É importante, inclusive, enfatizar que a artista será a representante do Brasil na “Bienal de Veneza”, em 2024, sendo a primeira artista indígena brasileira a apresentar exposição individual no evento. Este espaço expositivo, tradicionalmente conhecido como “Pavilhão do Brasil”, foi renomeado nesta edição como “Pavilhão Hãhãwpuá”. O nome deriva da palavra usada pelo povo indígena pataxó para se referir ao território hoje reconhecido como Brasil, antes de sua colonização pelos portugueses.

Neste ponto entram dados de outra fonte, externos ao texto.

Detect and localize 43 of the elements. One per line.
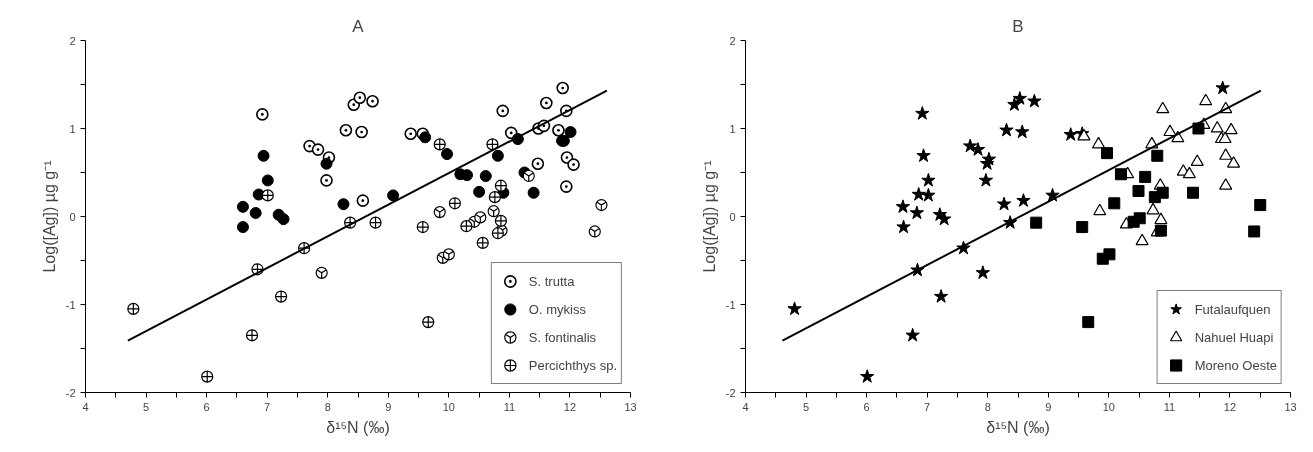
x-tick-label: 12 <box>1223 400 1237 413</box>
y-tick-label: -1 <box>725 298 736 311</box>
legend-label: Moreno Oeste <box>1194 356 1277 375</box>
chart-title: B <box>1012 16 1024 36</box>
y-tick-label: 0 <box>729 210 736 223</box>
legend-label: S. fontinalis <box>528 328 597 347</box>
y-tick-label: -1 <box>65 298 76 311</box>
x-tick-label: 13 <box>624 400 637 413</box>
y-tick-label: 1 <box>69 122 76 135</box>
x-tick-label: 5 <box>143 400 150 413</box>
x-tick-label: 7 <box>924 400 931 413</box>
y-tick-label: 1 <box>729 122 736 135</box>
legend-label: Percichthys sp. <box>528 356 617 375</box>
y-tick-label: 0 <box>69 210 76 223</box>
x-tick-label: 11 <box>503 400 516 413</box>
x-tick-label: 7 <box>264 400 271 413</box>
y-tick-label: -2 <box>725 386 736 399</box>
x-axis-title: δ¹⁵N (‰) <box>986 418 1050 436</box>
x-tick-label: 5 <box>803 400 810 413</box>
chart-title: A <box>352 16 365 36</box>
x-tick-label: 4 <box>742 400 749 413</box>
x-tick-label: 12 <box>563 400 577 413</box>
legend-label: O. mykiss <box>528 300 586 319</box>
x-tick-label: 6 <box>203 400 210 413</box>
x-tick-label: 4 <box>82 400 89 413</box>
x-tick-label: 10 <box>442 400 455 413</box>
y-axis-title: Log([Ag]) µg g⁻¹ <box>700 160 718 273</box>
x-tick-label: 6 <box>863 400 870 413</box>
y-axis-title: Log([Ag]) µg g⁻¹ <box>40 160 58 273</box>
x-tick-label: 10 <box>1102 400 1115 413</box>
x-tick-label: 11 <box>1163 400 1176 413</box>
x-tick-label: 8 <box>984 400 991 413</box>
legend-label: Futalaufquen <box>1194 300 1271 319</box>
x-tick-label: 9 <box>1045 400 1052 413</box>
x-tick-label: 13 <box>1284 400 1297 413</box>
y-tick-label: -2 <box>65 386 76 399</box>
x-tick-label: 8 <box>324 400 331 413</box>
legend-label: S. trutta <box>528 272 575 291</box>
legend-label: Nahuel Huapi <box>1194 328 1274 347</box>
y-tick-label: 2 <box>729 34 736 47</box>
x-axis-title: δ¹⁵N (‰) <box>326 418 390 436</box>
y-tick-label: 2 <box>69 34 76 47</box>
x-tick-label: 9 <box>385 400 392 413</box>
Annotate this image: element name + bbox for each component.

De forma também inovadora, a curadoria será feita por três artistas de origem indígena: Arissana Pataxó, Denilson Baniwa e Gustavo Caboco.
No início dos anos 2000, Glicéria começou a empreender diversas pesquisas teóricas e práticas sobre o manto. A ideia da retomada do artefato tinha como objetivo o reencontro com as tradicionais práticas materiais e rituais de feitura da peça que, para ela, implicavam na reconexão com o território, com os encantados (seres que não habitam fisicamente este mundo) e com a cosmologia tupinambá. Em 2006, a artista iniciou a confecção de um manto a pedido do Professor Titular João Pacheco de Oliveira, do Museu Nacional do Rio de Janeiro (vinculado à Universidade Federal do Rio de Janeiro). Esta primeira versão integrou a exposição “Os Primeiros Brasileiros”, que teve curadoria de Pacheco e reuniu peças do acervo do museu que não haviam sido atingidas pelo incêndio de 2018 (Oliveira, 2020).

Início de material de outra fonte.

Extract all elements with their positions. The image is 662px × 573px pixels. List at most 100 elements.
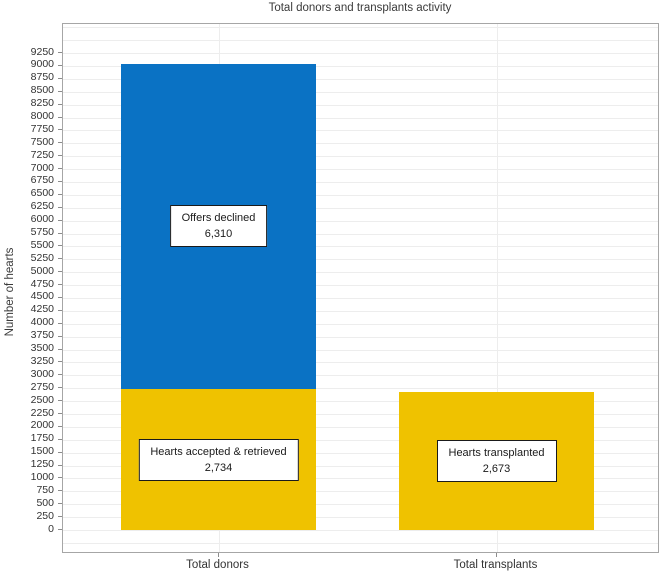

Posteriormente, a artista confeccionou outras peças, resgatando técnicas ancestrais e empregando materiais adaptados. As visitas pessoais aos acervos dos museus europeus, como o Musée du Quai Branly e o Nationalmuseet, permitiu à artista resgatar técnicas ancestrais do trançado e vários tipos de materiais. Uma das mostras recentes da qual a artista participou ativamente foi a exposição “Kwá Yepé Turusú Yuriri Assojaba Tupinambá: Essa É a Grande Volta do Manto Tupinambá”, realizada a partir de 2021 na Galeria Fayga Ostrower (Brasília, Distrito Federal) e na Casa da Lenha (Porto Seguro, Bahia), além de ser exibida na própria aldeia Serra do Padeiro.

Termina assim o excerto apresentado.